Sakura nie słyszała pytania bo była zamyślona.
-Sensei czy Miroku kiedyś się obudzi?Ja i Nanami martwimy się o nią.Jeżeli mogłybyśmy coś zrobić to...
-Sensei czy ty nas słuchasz!?-krzyknęła Nanami.
-Przepraszam mówiłyście coś bo nie słuchałam.Zamyśliłam się.-próbowała się tłumaczyć Sakura.
-Tak mówiłyśmy.Może mogłybyśmy coś zrobić żeby Miroku obudziła się wcześniej?-pytała Yumi.

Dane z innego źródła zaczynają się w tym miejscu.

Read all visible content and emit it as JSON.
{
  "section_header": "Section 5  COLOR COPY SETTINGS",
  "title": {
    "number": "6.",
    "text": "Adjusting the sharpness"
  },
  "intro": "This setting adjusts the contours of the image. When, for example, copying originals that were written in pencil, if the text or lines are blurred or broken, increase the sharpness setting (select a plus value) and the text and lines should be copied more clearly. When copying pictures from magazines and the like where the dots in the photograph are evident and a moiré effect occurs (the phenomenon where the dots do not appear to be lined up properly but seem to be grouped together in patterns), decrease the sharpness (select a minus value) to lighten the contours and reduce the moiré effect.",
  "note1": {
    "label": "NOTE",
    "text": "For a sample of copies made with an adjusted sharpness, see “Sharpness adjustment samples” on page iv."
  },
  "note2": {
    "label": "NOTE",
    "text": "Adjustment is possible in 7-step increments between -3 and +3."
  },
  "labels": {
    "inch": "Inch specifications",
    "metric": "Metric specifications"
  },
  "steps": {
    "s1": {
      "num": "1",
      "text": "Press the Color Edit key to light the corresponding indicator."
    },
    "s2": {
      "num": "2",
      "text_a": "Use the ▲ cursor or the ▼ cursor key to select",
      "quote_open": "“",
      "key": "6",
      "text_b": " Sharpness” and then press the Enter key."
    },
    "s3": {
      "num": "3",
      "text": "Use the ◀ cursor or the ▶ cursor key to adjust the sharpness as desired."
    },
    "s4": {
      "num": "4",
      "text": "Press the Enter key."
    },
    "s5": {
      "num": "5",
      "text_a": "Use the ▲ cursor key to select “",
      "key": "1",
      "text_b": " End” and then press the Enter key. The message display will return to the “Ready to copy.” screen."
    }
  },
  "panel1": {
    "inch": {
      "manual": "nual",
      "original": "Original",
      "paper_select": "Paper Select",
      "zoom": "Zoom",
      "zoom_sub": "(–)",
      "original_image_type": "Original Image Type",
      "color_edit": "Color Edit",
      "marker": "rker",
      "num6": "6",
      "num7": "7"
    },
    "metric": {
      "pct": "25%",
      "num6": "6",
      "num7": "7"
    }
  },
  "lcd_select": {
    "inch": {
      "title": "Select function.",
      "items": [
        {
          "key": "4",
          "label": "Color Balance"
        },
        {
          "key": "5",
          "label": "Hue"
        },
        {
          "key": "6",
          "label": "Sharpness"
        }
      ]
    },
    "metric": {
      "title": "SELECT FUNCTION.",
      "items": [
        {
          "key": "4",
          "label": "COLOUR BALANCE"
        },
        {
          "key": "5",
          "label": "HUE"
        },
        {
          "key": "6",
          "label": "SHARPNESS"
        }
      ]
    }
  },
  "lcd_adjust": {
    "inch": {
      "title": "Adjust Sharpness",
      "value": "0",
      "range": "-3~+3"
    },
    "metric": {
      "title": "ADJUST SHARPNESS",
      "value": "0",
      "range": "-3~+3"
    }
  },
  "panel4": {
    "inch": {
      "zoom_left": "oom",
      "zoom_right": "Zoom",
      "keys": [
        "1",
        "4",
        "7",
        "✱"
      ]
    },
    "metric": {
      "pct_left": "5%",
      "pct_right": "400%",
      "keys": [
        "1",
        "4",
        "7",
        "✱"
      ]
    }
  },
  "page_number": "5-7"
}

-Nie... musimy poczekać aż się obudzi.-odpowiedziała smutno nauczycielka.-Jeżeli chcecie możecie się położyć spać.Odpocznijcie na pewno jesteście zmęczone.-powiedziała opierając się na jednej ręce i patrząc na Miroku.
-Nie wolimy tutaj zostać-uśmiechnęła się Yumi i usiadła obok łóżka Miroku.
-Dobrze jak chcecie-oznajmiła Uchiha.
-Sensei mogłabyś mi coś powiedzieć?-spytała Nanami.
-Tak o co chodzi?
-Co to była za moc?
-Mówiąc szczerze to nie wiem.Sama chciałabym to wiedzieć.Widząc po zachowaniu Miroku ona też nie wiedziała o ukrytej w niej sile.
Miroku nagle się obudziła.
-Co się ze mną stało?-spytała.
-Miroku!-krzyknęły dziewczyny i przytuliły ją.
-Zemdlałaś.Dobrze się czujesz?-dopytywała się Sakura.
-Tak sensei wszystko w porządku-powiedziała Miroku.-Czy możemy wrócić do Konohy?
-Dobrze-oznajmiła z uśmiechem mentorka.-To ruszajmy do Konohy!
Po pożegnaniu się z Asano drużyna trzynasta wyruszyła do wioski.Kilka godzin później wszyscy byli już w domu.